Выбрать главу

Нынче она получила вольную, а муж разбогател на откупах. Двое детей держались за подол.

Я не преминул посетовать на то, как летят годы.

— Да и ты, барин, подурнел, — отвечала она, посуровев.

Спектакль в летнем театре. Младые прелестницы.

Оттого отправился на спектакль, что давали у графа в летнем театре. С любопытством осматривал я амфитеатр наподобие греческого, что был раскрашен желтым и чёрным — с намеком на государственный флаг.

Сперва я чуть не заблудился в древних руинах, которые еще помнили крепостной театр при прежнем графе.

Ходили слухи, что часть актрис старик взял в жены, а оставшиеся с горя утопились в пруду. Я это решительно отрицаю: пруд мелок, в нем и курица не сумела б утопиться.

Впрочем, началось представление.

Что меня неприятно поразило, все актеры были немцы. И начальник над ними тоже был немец. И пьеса была немецкая, с ужасным названием, что-то вроде Enebeneresskwintermintergess. Рассказывала она об одном несчастном, что решил бросить семью и притворился мёртвым. Тут было все немецкое филистерство — бесконечные разговоры о наследстве и деньгах, отвратительное судебное разбирательство, когда фальшивого покойника поймали и свезли в штадткомиссариат.

Над креслами кружились сухие березовые листья, время тянулось, как в карауле, ржали лошади на конюшне, будто напоминая нерадивым актерам, куда они могут отправиться.

Я думал тишком скрыться в кустах, но вдруг заметил тех трех младых прелестниц, что видал давеча.

Они слушали пиесу так, будто стояли у аналоя.

Ужас! Мало того, что я не смог вчера поддержать разговора о воланах, рюшах и фестончиках, так и вовсе окажусь неотесанным болваном, чуждым искусства!

26 августа

Судьба дерев. Страсти простого народа.

Мне, признаться, было неловко после вчерашнего. Казалось, что все уже знают о моей встрече с этим ужасным человеком. Я велел Петрушке поставить мне кресло в саду под яблоней и решил, что, как и всякий отставной поручик, проведу день за чтением античных классиков.

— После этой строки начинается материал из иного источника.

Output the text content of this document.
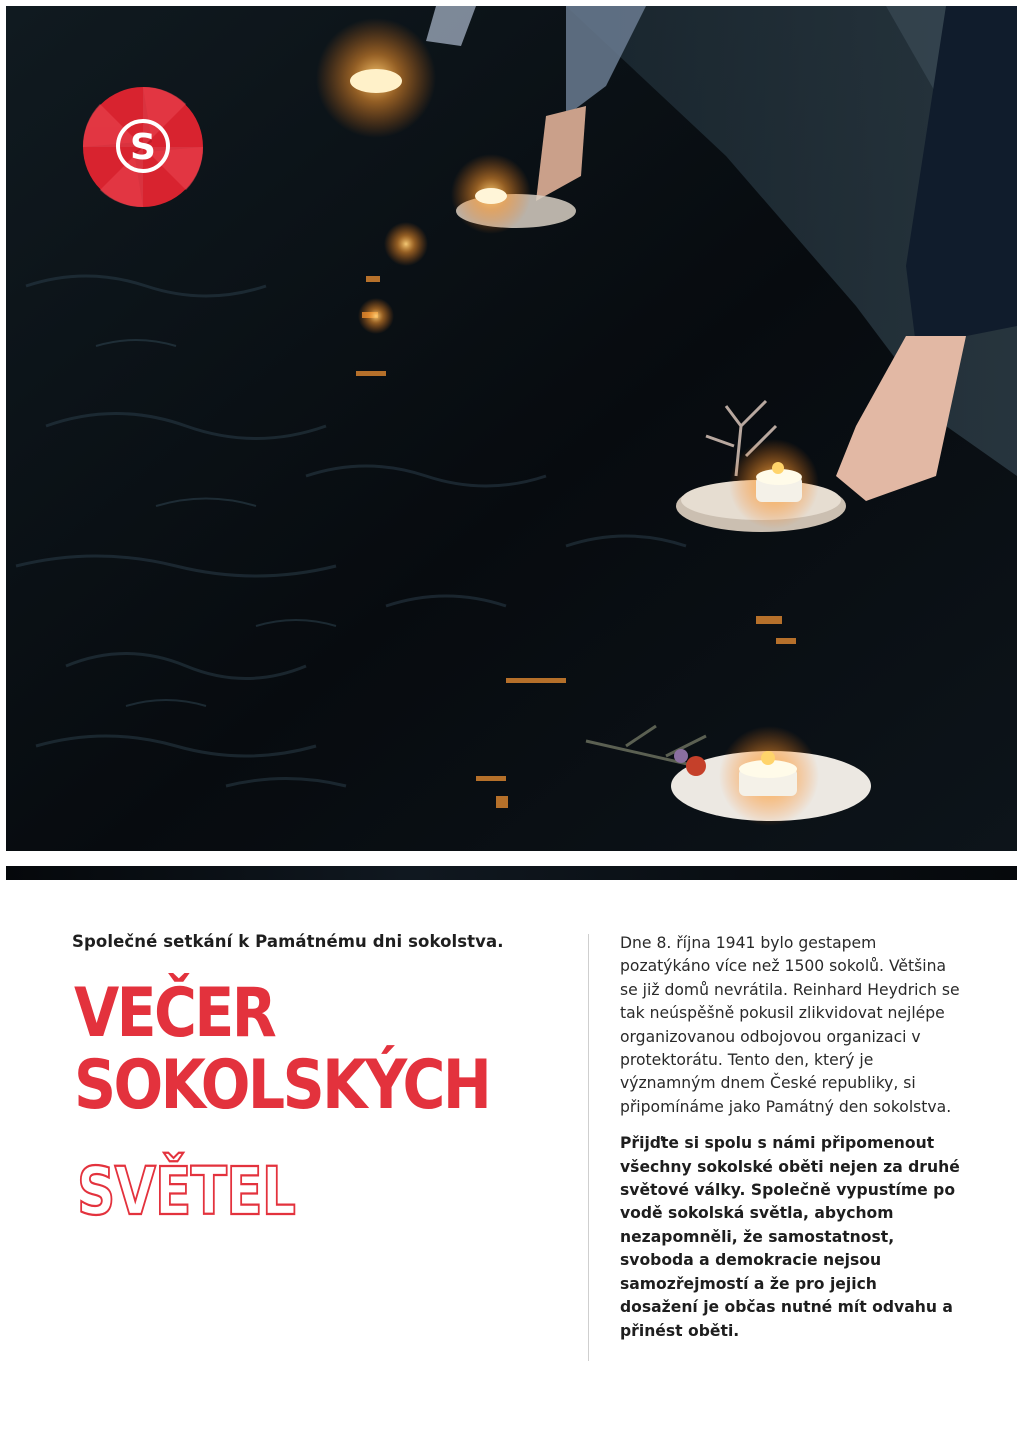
S
Společné setkání k Památnému dni sokolstva.
VEČER
SOKOLSKÝCH
SVĚTEL

Dne 8. října 1941 bylo gestapem pozatýkáno více než 1500 sokolů. Většina se již domů nevrátila. Reinhard Heydrich se tak neúspěšně pokusil zlikvidovat nejlépe organizovanou odbojovou organizaci v protektorátu. Tento den, který je významným dnem České republiky, si připomínáme jako Památný den sokolstva.

Přijďte si spolu s námi připomenout všechny sokolské oběti nejen za druhé světové války. Společně vypustíme po vodě sokolská světla, abychom nezapomněli, že samostatnost, svoboda a demokracie nejsou samozřejmostí a že pro jejich dosažení je občas nutné mít odvahu a přinést oběti.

Не тут-то было! Едва я открыл первую страницу Овидия, передо мной возникла дама.

Она сурово посмотрела на меня и вопросила:

— Отчего погибла береза?

Я стушевался.

— Вы мужчина, вы и ответьте! — продолжала незнакомка.

Я промямлил что-то про кавказскую войну, старые раны… Незнакомка была неумолима и обрушила на меня целый ворох обвинений. Речь шла о березе, что росла в обнимку с дубом в графском парке. Деревенские свадьбы останавливались у этого места, и рассматривание двух столь разных дерев, растущих купно, служило жителям поводом для вполне языческого пьянства. Дама нависла надо мной, смущая мой дух одинокого путешественника. Здесь было всё, буквально всё.

И сапоги для верховой езды, и шапочка. И, разумеется, хлыст. Словом, это была не женщина, а мечта поэта.

Внезапно она выпрямилась и, смотря куда-то мне за спину, закричала:

— А вы, мужчина… А вам — жалко березу?! Я к вам обращаюсь!

Тщетно я пытался объяснить гостье, что хоть Петрушка и мужчина и часто просто обуреваем страстями, но чувства поэтического лишен напрочь.

Сам Петрушка дико вращал глазами и вдруг опрометью бросился из сада. Дама кинулась за ним. Я же остался забыт под яблоней, причем два яблока тут же пребольно ударили меня по голове. Впрочем, никакого пороха я не выдумал, а с обиды заснул.

Петрушка вернулся, облизываясь, как кот, вылакавший хозяйскую сметану. Хорошенько отругал его, пригрозив к тому же графской конюшней.

27 августа

Болезнь и кошемары.

Проболел весь день, оттого и ничего не записывал. К тому же меня мучили кошемары: в мою дремоту явился этот ужасный человек, с которым у меня произошло столкновение на спектакле. Я сразу понял, что этот черный человек — вестник разлуки.

Были мне явлены и давешние мои прелестницы, что теперь проявляли ко мне неожиданный интерес. Однако ж негодяй набросился на них, обхватил руками их всех одновременно, опутал и, подобно охотничьей добыче, приторочил к седлу. Погоняя коня, он скрылся — по всему было видно, что он увез их в Сибирь.

Я пытался догнать его — куда там. Кинул вослед ему палку.

Когда я проснулся, то этот черный человек пропал, я был один, а рядом — разбитое зеркало.

Селифан с Петрушкой куда-то подевались, знакомцы мои уехали в соседнее имение, а я всё так же сидел под яблоней со своими записками.